The applicability of the guideline can be presented with the following: Designers determine the goals of the system and the constraints they have and then apply the guideline to identify a default system configuration. For instance, a designer develops a business model with a complex cryptoeconomic design (Decision 4 in Fig. 12). Due to time constraints, they go for building a second layer system (Decision 1 in Fig. 12). By looking at the suggested attribute values, the designers focus on attributes of the Action and Token component. In this case, amongst others, the designers are guided to consider token interactions (Source of value: Token) in their cryptoeconomic design. Moreover, by looking at the intersection of the systems falling under these design choices (Example Systems in Fig. 12), the Bancor and Aragon systems are identified as similar. Hence the guideline informs researchers about DLT systems sharing underlying commonalities.

In a nutshell, the derived guideline structures the modeling complexity of DLT systems at design phase and determines systems that share similar design choices. These design choices are systematically and rigorously determined using machine learning techniques and empirical data from existing viable and actively maintained DLT systems. Therefore such a guide can provide a more informed and tailored understanding of the DLT architectural elements, accelerate the design phase, prevent a duplication of effort and thus support the distributed computing and business community to innovate more efficiently.

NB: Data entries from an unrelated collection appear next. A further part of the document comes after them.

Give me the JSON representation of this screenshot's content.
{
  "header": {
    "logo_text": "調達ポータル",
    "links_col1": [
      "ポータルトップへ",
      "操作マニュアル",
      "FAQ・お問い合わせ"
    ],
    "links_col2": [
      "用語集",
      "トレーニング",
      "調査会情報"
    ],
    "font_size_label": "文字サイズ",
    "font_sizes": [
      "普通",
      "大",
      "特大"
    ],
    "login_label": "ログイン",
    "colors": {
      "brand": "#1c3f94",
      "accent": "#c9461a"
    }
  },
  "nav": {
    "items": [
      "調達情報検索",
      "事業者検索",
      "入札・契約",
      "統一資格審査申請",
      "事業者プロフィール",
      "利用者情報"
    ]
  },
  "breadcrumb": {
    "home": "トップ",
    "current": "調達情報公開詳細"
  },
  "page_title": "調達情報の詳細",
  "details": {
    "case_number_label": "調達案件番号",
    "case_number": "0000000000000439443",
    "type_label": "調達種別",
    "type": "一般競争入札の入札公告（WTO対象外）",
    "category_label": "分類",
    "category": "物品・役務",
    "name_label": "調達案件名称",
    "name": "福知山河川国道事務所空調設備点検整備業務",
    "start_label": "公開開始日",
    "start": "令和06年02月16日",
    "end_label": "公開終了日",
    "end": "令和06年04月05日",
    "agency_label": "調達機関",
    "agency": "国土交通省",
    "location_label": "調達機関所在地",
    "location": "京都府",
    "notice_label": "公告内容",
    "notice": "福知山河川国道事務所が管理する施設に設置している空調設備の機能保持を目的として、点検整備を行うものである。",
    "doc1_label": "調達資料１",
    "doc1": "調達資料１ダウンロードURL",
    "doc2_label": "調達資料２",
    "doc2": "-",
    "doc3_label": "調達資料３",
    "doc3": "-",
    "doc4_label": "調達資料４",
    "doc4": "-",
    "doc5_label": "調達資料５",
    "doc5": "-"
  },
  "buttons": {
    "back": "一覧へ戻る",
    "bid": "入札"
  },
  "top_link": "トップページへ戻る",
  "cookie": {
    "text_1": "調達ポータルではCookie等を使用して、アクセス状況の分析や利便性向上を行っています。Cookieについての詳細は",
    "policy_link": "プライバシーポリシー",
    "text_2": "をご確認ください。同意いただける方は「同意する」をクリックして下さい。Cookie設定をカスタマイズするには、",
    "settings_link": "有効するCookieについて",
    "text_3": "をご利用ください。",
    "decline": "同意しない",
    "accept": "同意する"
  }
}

8 Conclusion and future work

This paper concludes that the evolving complexity of distributed ledgers can be better understood via a proposed taxonomy of DLT systems designed according to standards of state-of-the-art taxonomy theory [52]. To support such understanding, this paper contributes a systematic and rigorous classification of 50 viable and actively maintained DLT systems into the taxonomy using wisdom of the crowd and machine learning methods fed with real-world data. From that data a novel design guideline is derived that identifies key design choices that govern the complexity of distributed ledgers. The contributed guideline is a result of a novel data-driven methodology that structures the modeling complexity of DLT systems at design phase and thus can support the business and distributed computing community to innovate. Its value in education lies in better understanding and comparing the design of distributed ledgers.

Hence, the contributions of this paper can explain and provide new insights for researchers, practitioners and entrepreneurs about which choices in the DLT system design space have the highest impact, where there is room for innovation and which systems have competitive features or shared designs.

The results point to various avenues for future research. Firstly, the findings of this paper suggest that the taxonomy can be further extended with additional Action and Token attributes. Also, a component modeling the governance of the systems may become critical in deciding if a system has a decentralized organization (e.g. no trusted party). Secondly, although the taxonomy represents the current state of viable and actively maintained DLT systems, the proposed methods to evaluate its usefulness are general. Hence, future research can quantify with the introduced methodology the extent to which suggested extensions affect the usefulness of the proposed taxonomy. Thirdly, the initial cluster analysis demonstrates that key design choices can be derived quantitatively by analyzing empirical data of viable and actively maintained DLT systems. This suggests to extend the classification in future work (e.g. with Blockchain-as-a-Service systems such as Hyperledger Fabric [4]) and to apply different statistical methods to the data in order to validate and further identify key design choices. In particular, further design choices that illustrate token layouts such as the identified Staking Capability (Fig. 12) could facilitate the creation of novel incentives to address societal challenges [21, 41] (e.g, data and service management challenges in smart cities [3, 60]).